O que começou como diversão entre amigos e uma forma de sobreviver durante a pandemia virou uma marca que cresceu rápido, sustentada pela ideia de que pizza não é apenas produto: é experiência. Rafael costuma dizer que o segredo não está só na massa, mas em como cada cliente se sente ao abrir a caixa.

Hoje, com operação profissionalizada, padrão rigoroso e um plano ousado de chegar a 45 unidades até 2028, a Falaguasta mantém a missão que move o fundador desde o quintal: transformar clientes em fãs, entregando qualidade, acolhimento e uma identidade construída fatia por fatia. Nesta entrevista, Rafael fala sobre a própria trajetória — do estagiário de comunicação que trabalhou um ano sem receber salário ao empreendedor — sem esquecer o amor pelo Botafogo Futebol Clube. Confira.

JORNAL RIBEIRÃO - O senhor tem décadas de atuação no jornalismo, como jornalista esportivo primeiro, depois como empresário da comunicação, e agora no setor de alimentação, com a Falaguasta. Como foi essa história?

RAFAEL MARTINEZ - Tudo aconteceu naturalmente. Nada foi planejado. Nem quando entrei no jornalismo, aos 14 anos, trabalhando em rádio como ajudante — fiquei um ano sem ganhar um real, com o maior prazer. E também não planejei abrir uma pizzaria ou ter uma rede. As coisas simplesmente aconteceram.

Brinco que tem alguém lá em cima me guiando.
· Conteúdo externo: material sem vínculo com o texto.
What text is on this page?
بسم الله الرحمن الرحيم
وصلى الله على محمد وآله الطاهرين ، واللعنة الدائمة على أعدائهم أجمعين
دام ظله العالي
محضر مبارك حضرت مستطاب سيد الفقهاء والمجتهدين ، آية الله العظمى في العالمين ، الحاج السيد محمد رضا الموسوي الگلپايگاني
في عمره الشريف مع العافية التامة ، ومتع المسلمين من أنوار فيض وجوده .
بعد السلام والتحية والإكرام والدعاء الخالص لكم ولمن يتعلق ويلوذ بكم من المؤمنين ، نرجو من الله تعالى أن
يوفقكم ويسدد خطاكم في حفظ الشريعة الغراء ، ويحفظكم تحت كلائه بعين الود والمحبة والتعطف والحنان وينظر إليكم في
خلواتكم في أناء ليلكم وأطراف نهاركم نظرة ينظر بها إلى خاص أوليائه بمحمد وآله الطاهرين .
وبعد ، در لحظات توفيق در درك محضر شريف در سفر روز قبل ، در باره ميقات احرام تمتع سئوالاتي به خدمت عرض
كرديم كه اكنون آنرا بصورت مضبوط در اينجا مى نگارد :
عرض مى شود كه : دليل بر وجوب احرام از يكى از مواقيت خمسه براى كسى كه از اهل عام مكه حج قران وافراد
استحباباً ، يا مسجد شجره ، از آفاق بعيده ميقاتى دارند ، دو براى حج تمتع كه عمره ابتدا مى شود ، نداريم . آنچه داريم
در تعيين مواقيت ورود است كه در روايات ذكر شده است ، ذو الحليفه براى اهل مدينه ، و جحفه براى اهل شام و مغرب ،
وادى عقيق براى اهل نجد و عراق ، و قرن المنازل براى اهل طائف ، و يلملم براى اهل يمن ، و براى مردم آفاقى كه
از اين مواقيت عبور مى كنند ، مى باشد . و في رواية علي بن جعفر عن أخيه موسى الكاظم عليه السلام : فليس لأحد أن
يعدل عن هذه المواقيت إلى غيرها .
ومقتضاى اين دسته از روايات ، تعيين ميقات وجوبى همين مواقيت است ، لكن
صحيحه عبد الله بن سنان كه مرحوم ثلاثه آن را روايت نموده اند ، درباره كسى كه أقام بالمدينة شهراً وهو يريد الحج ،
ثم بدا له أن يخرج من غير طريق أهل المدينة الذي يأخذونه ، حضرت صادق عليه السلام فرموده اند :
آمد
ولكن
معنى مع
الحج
Há dez anos, se você dissesse que eu seria dono de uma rede de pizzarias, eu acharia surreal. Do mesmo jeito que, se me dissesse que daqui dez anos eu seria dono de uma startup que levaria o primeiro brasileiro a Marte, eu daria risada. As coisas foram acontecendo. Eu nunca gostei de cozinha. Na pandemia, comecei a fazer pizza em casa, para brincar, aprendi no YouTube. A pizzaria nasceu de conhecimento gratuito da internet. Fui aprendendo, errando, acertando, sendo resiliente.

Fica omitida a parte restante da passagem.